Projects
The Quarter Century Sky: Data Reduction and Timescale Analysis On Transient Sky Surveys
A Photometry Pipeline and a User Interface for Automated Data Reduction, Long Timescale Analysis, and Data Visualization.
PI: Matthew J. Graham (Division of Physics, Mathematics, and Astronomy) and Thomas A. Prince (Division of Physics, Mathematics, and Astronomy)
SASE: Shinn Taniya, Scholar
The theoretical and practical schedule problem regarding methods to best sequence astrophysical observations for maximum scientific output is challenging. On a typical night or season, the potential number of observing sequences is combinatorically large and encounters further complications from observing conditions as Target of Opportunity (TOO) observations require facilities to adapt to transient phenomena. Further, the quality of potential observations may vary with time as observations may have sequential relationships that weather losses and other limitations can complicate. Thus, traditionally, sky survey data was collected through the manual involvement of human observers, but manual scheduling introduces significant drawbacks.
Several projects have implemented sophisticated schedulers to deliver semi-automated, global optimization solutions to reduce manual scheduling issues. Applying an integer linear programming algorithm for scheduling, the Zwicky Transient Facility (ZTF) has yielded an order of magnitude improvement in survey speed and adaptability compared to its predecessors. Reusing and improving the conceptual design of the Palomar 48-inch Samuel Oschin Schmidt Telescope, enables the identification of transients at high observing cadence within a significant fraction of the accessible night sky. ZTF’s real-time alert system and analysis infrastructure enables large sequences of observations, essential for organizing and analyzing space-time patterns. As sizeable digital sky surveys such as ZTF start to represent a fundamental data basis for astronomy, it is increasingly clear that the design and implementation of a more efficient, consistent, and standardized archive architecture that can handle data from a wide variety of sky surveys are essential.

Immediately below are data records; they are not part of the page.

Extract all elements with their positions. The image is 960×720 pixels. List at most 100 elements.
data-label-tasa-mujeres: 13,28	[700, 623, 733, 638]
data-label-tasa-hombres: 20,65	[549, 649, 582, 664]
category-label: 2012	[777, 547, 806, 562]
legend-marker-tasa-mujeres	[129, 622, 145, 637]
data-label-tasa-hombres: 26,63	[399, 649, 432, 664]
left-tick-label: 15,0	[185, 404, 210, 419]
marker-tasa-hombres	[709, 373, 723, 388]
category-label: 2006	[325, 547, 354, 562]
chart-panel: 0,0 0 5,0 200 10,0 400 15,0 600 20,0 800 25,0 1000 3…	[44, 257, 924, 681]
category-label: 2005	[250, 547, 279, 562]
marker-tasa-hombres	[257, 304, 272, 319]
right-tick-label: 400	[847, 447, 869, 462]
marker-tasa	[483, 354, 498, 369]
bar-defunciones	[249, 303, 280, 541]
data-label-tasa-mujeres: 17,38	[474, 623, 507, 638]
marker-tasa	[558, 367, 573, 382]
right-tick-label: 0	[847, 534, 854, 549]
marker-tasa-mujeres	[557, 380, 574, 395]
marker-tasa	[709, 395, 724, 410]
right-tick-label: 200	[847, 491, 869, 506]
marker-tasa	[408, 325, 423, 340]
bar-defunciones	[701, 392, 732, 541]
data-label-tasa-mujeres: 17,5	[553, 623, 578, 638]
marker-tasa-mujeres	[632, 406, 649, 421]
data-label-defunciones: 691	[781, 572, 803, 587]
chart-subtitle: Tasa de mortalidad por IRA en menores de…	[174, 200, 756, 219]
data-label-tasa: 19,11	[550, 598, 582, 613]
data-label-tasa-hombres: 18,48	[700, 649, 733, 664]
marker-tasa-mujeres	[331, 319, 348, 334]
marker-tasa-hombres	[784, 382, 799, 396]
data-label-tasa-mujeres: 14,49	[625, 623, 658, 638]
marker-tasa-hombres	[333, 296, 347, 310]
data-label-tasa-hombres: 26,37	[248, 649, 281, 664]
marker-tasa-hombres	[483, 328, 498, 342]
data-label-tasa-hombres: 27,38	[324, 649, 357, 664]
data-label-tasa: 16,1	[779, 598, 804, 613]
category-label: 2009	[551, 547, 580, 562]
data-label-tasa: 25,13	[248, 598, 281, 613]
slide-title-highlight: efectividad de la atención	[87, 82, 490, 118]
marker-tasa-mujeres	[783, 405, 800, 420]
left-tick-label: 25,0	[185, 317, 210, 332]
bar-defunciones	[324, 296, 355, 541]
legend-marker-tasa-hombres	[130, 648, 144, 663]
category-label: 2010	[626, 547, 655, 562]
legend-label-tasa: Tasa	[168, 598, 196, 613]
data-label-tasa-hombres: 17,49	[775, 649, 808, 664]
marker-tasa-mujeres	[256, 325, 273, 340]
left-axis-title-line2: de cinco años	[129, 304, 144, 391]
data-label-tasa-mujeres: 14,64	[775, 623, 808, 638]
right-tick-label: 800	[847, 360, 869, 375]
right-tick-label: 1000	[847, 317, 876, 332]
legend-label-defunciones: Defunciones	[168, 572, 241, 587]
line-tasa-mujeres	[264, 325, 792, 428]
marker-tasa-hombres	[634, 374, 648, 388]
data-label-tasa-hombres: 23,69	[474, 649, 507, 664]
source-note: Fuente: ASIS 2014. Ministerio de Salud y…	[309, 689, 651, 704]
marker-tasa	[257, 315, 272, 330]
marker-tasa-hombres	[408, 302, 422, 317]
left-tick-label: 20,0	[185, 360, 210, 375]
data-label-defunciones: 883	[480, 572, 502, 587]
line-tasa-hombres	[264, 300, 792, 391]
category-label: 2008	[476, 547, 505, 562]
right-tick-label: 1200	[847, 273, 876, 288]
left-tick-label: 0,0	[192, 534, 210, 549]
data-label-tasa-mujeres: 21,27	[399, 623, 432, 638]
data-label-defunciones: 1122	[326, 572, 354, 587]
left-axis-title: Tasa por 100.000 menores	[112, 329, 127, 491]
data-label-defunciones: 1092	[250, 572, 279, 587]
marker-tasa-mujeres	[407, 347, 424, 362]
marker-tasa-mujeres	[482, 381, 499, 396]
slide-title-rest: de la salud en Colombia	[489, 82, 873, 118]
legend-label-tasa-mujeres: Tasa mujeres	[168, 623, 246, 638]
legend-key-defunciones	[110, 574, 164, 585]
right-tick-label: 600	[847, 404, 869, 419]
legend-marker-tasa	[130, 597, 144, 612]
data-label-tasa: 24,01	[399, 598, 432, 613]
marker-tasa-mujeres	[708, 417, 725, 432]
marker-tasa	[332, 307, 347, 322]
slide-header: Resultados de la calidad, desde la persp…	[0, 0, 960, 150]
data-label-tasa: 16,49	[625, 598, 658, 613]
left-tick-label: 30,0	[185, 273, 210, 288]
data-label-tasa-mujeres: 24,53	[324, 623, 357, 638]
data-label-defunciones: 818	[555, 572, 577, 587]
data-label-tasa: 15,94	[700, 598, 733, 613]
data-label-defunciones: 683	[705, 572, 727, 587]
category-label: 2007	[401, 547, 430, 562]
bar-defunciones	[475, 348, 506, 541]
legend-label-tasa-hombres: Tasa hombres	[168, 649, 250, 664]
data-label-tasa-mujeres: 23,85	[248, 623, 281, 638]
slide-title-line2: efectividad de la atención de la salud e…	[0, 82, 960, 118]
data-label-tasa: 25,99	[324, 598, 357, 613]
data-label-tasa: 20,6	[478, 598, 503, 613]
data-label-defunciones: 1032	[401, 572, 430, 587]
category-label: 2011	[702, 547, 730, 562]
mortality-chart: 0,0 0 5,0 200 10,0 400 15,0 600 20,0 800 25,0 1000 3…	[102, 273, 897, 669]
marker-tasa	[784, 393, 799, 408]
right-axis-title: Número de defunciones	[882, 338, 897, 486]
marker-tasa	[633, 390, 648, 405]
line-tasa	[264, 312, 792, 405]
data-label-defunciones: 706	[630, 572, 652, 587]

Through the Quarter Century Sky Project, ZTF researchers collaborated with the Schmidt Academy to extend the ZTF infrastructure by constructing an archive with a photometry data reduction pipeline, API, and a front-end UI to enable extended timescale analysis and data visualization of astronomical objects. The work standardized and combined time series from prominent sky surveys, including the Catalina Real-Time Survey and the Palomar Transient Factory, to offer temporal baselines for observational astronomy from 4 to 25 years. The work helped to open a deeper understanding of astronomical phenomena on decade timescales with systematic studies that are not currently possible.
Figure 1: Table demonstrating ZTF’s improved performance compared to its predecessor, the Palomar Transient Factory (PTF)
Figure 2: Overall data and processing flow in the ZSDS. Green components indicate storage in the form of an archive and/or database residing at IPAC to serve either the public or internal (private) collaboration. Vermillion (light brown) components represent the core pipelines. Blue components indicate external interfaces or dependencies.